Despite Brisbane, Sydney, Perth and Melbourne being thrown into lockdowns since December, the government’s JobKeeper scheme, which provides wage subsidies for businesses affected by coronavirus, is set to end on March 28.
A spokesperson for the Department of Treasury told The Saturday Paper there are no current plans to extend the scheme, even in Victoria, where 626,000 businesses are still receiving payments, the highest of any state.
Keser says that she, like “every small business operator in Australia, is worried about JobKeeper ending”.
“I’ve always said from the outset that the federal government has been really amazing with the level of support that they provided. But it just can’t be turned off now. It just can’t,” she says.
Newer restaurants, such as Pretty Little, haven’t been able to qualify for payments. Due to their limited trading history, they can’t show that they suffered significant losses during the pandemic compared with a year prior, when they may have just been setting up shop.
Nourse fears if things continue this way, that while “smallest operators are usually the hardest hit”, Melbourne may continue to lose some of its biggest names in food.
“We’ve seen some big players and some big places close in the last 12 months. Celebrated names that have been here more than a decade. These aren’t mum-and-dad hole-in-the-wall type places. These are places with substantial turnover and a lot of people on the payroll.”

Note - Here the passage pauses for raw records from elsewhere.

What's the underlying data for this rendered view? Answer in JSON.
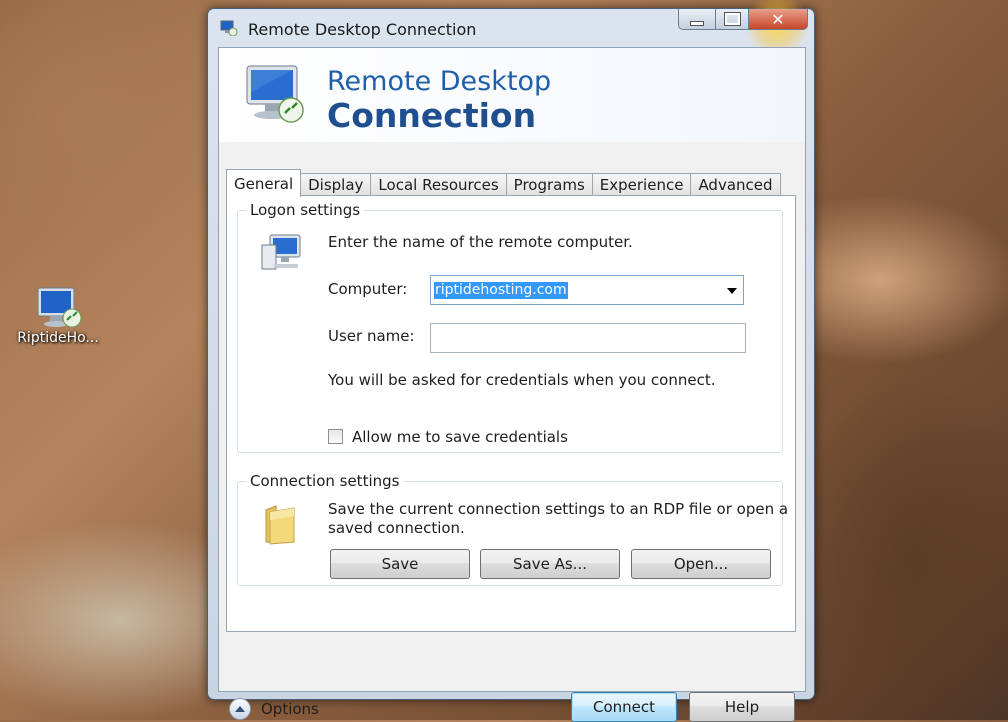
{
  "desktop": {
    "icon_label": "RiptideHo..."
  },
  "window": {
    "title": "Remote Desktop Connection",
    "close_glyph": "✕"
  },
  "banner": {
    "line1": "Remote Desktop",
    "line2": "Connection"
  },
  "tabs": [
    {
      "label": "General",
      "active": true
    },
    {
      "label": "Display"
    },
    {
      "label": "Local Resources"
    },
    {
      "label": "Programs"
    },
    {
      "label": "Experience"
    },
    {
      "label": "Advanced"
    }
  ],
  "logon": {
    "legend": "Logon settings",
    "instruction": "Enter the name of the remote computer.",
    "computer_label": "Computer:",
    "computer_value": "riptidehosting.com",
    "username_label": "User name:",
    "username_value": "",
    "credentials_note": "You will be asked for credentials when you connect.",
    "save_credentials_label": "Allow me to save credentials",
    "save_credentials_checked": false
  },
  "connection": {
    "legend": "Connection settings",
    "description_line1": "Save the current connection settings to an RDP file or open a",
    "description_line2": "saved connection.",
    "save_label": "Save",
    "save_as_label": "Save As...",
    "open_label": "Open..."
  },
  "footer": {
    "options_label": "Options",
    "connect_label": "Connect",
    "help_label": "Help"
  },
  "colors": {
    "banner_title": "#1f5fa8",
    "selection": "#3399ff",
    "close_button": "#c7452a"
  },
  "icons": [
    "rdp-monitor-icon",
    "folder-icon",
    "minimize-icon",
    "maximize-icon",
    "close-icon",
    "options-chevron-up-icon"
  ]
}
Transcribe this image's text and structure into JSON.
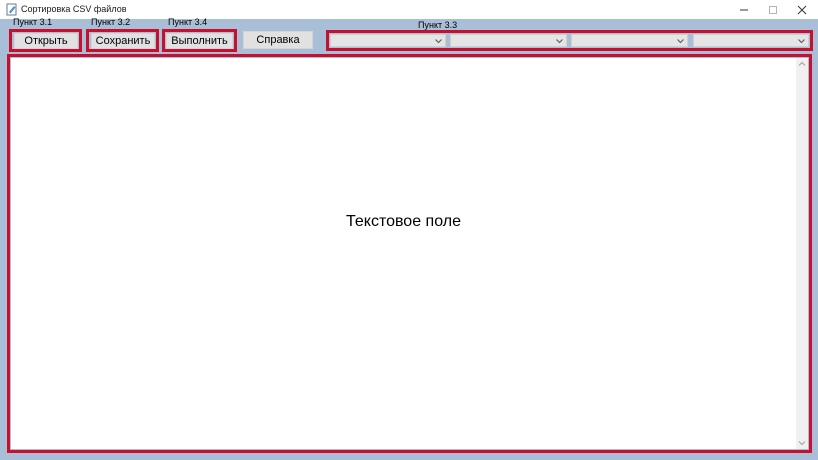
{
  "window": {
    "title": "Сортировка CSV файлов"
  },
  "callouts": {
    "open": "Пункт 3.1",
    "save": "Пункт 3.2",
    "execute": "Пункт 3.4",
    "combos": "Пункт 3.3"
  },
  "toolbar": {
    "open_label": "Открыть",
    "save_label": "Сохранить",
    "execute_label": "Выполнить",
    "help_label": "Справка"
  },
  "combos": [
    {
      "value": ""
    },
    {
      "value": ""
    },
    {
      "value": ""
    },
    {
      "value": ""
    }
  ],
  "text_field": {
    "label": "Текстовое поле"
  },
  "colors": {
    "window_background": "#a9bfd8",
    "highlight": "#c8102e",
    "button_face": "#e1e1e1"
  }
}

But for Mike Byard, at least, the fight isn’t over.
“I love inviting people to my table and them having an experience they’ve never had before and then they come back and they bring their friends, and their friends come back and bring their friends.
“I love my restaurant. I love it to pieces. And I’ll keep doing whatever I can to keep it alive until, you know, someone drags it from my hands.”